Le Corps des gardiens de la Révolution islamique (CGRI) a averti que si l’agression contre l’Iran venait à se reproduire, la guerre s’étendrait cette fois au-delà des frontières de la région et que des frappes dévastatrices seraient portées depuis des points que l’ennemi ne saurait imaginer.
Dans un communiqué publié mercredi, le CGRI s’est adressé directement aux États-Unis, affirmant que « l’ennemi américano-sioniste » n’avait pas tiré les leçons des défaites stratégiques majeures et répétées face à la République islamique d’Iran et avait une fois de plus eu recours à la politique de la menace.
« Bien qu’ils nous aient attaqués avec la pleine puissance de deux armées – les armées les plus coûteuses du monde –, nous n’avons pas mobilisé toutes nos capacités », indique le communiqué.
« Mais si l’agression contre l’Iran venait à se répéter, la guerre régionale qui a été promise s’étendrait cette fois au-delà de la région, et nos coups dévastateurs vous réduiront en poussière noire dans des lieux que vous ne pouvez même pas imaginer. »
Le communiqué, publié sous le verset coranique « Combattez les chefs de la mécréance – car ils ne tiennent aucun serment – peut-être cesseront-ils » (Sourate At-Tawbah, verset 12), indique que le Corps des gardiens de la Révolution islamique démontrera sa puissance sur le champ de bataille plutôt que par de vaines déclarations : « Nous sommes des hommes de guerre, et vous verrez notre puissance sur le champ de bataille, et non dans des déclarations creuses ou des pages virtuelles.
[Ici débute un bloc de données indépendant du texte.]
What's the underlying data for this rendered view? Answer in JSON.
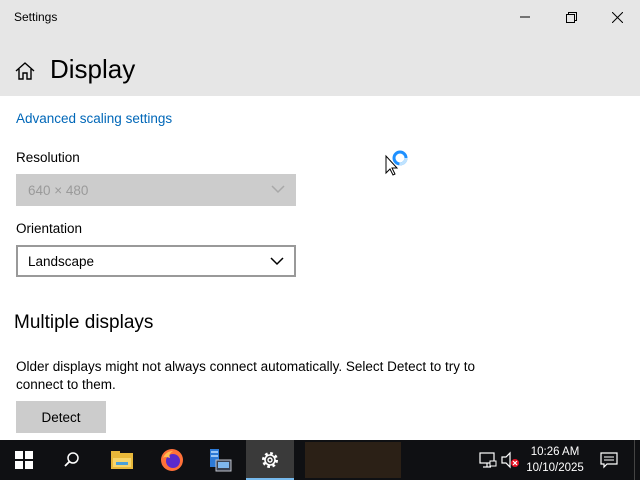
{
  "window": {
    "title": "Settings"
  },
  "header": {
    "title": "Display"
  },
  "content": {
    "advanced_link": "Advanced scaling settings",
    "resolution": {
      "label": "Resolution",
      "value": "640 × 480"
    },
    "orientation": {
      "label": "Orientation",
      "value": "Landscape"
    },
    "multiple_displays": {
      "title": "Multiple displays",
      "description": "Older displays might not always connect automatically. Select Detect to try to connect to them.",
      "detect_label": "Detect"
    }
  },
  "taskbar": {
    "items": [
      "windows-start-icon",
      "search-icon",
      "file-explorer-icon",
      "firefox-icon",
      "server-manager-icon",
      "settings-gear-icon"
    ],
    "time": "10:26 AM",
    "date": "10/10/2025"
  },
  "colors": {
    "link": "#0067b8",
    "header_bg": "#e6e6e6",
    "taskbar_bg": "#0f1013",
    "accent": "#76b9ed"
  }
}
Et il n’y a de victoire que celle de Dieu, le Tout-Puissant, le Sage. »
Cet avertissement intervient dans un contexte de rhétorique belliqueuse croissante du président américain Donald Trump, qui a menacé ces derniers jours de lancer de nouvelles frappes contre l’Iran si les discussions diplomatiques indirectes n’aboutissent pas à un accord.
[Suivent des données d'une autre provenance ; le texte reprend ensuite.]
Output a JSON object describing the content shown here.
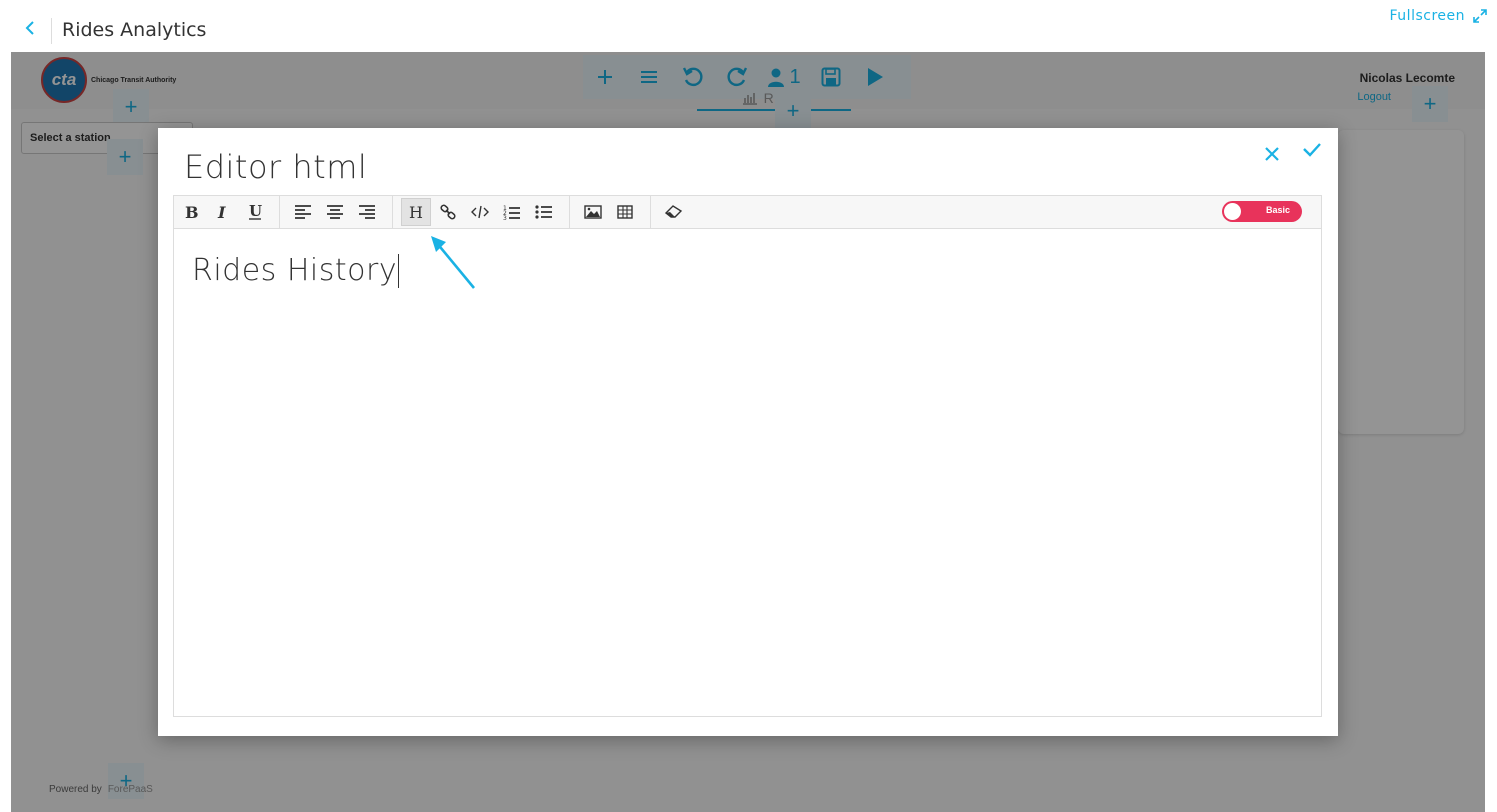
{
  "header": {
    "title": "Rides Analytics",
    "fullscreen_label": "Fullscreen"
  },
  "dashboard": {
    "logo_abbrev": "cta",
    "logo_text": "Chicago Transit Authority",
    "toolbar": {
      "buttons": [
        "add-icon",
        "menu-icon",
        "undo-icon",
        "redo-icon",
        "user-icon",
        "save-icon",
        "play-icon"
      ],
      "user_count": "1"
    },
    "tab_label": "RIDES",
    "user_name": "Nicolas Lecomte",
    "logout_label": "Logout",
    "station_placeholder": "Select a station...",
    "powered_by": "Powered by",
    "powered_brand": "ForePaaS"
  },
  "modal": {
    "title": "Editor html",
    "toolbar_buttons": [
      "bold",
      "italic",
      "underline",
      "align-left",
      "align-center",
      "align-right",
      "heading",
      "link",
      "code",
      "ordered-list",
      "unordered-list",
      "image",
      "table",
      "eraser"
    ],
    "mode_toggle_label": "Basic",
    "content_heading": "Rides History"
  },
  "colors": {
    "accent": "#1ab2e4",
    "toggle": "#e8335b",
    "overlay": "rgba(0,0,0,0.42)"
  }
}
Le même jour, le ministre iranien des Affaires étrangères, Abbas Araghchi, a averti dans un message publié sur X que le retour à la guerre avec l’Iran réserverait bien d’autres surprises aux États-Unis, citant un rapport récent du Congrès américain qui reconnaissait la perte de dizaines d’appareils.
L’agression brutale américano-israélienne contre l’Iran a été lancée le 28 février. Des frappes aériennes meurtrières ont touché une école primaire à Minab, causé la mort du Leader de la Révolution islamique, l’Ayatollah Seyyed Ali Khamenei, et tué de hauts responsables et commandants iraniens.
La République islamique d’Iran a aussitôt riposté en tirant des centaines de drones et de missiles sur des positions américano-israéliennes dans toute la région.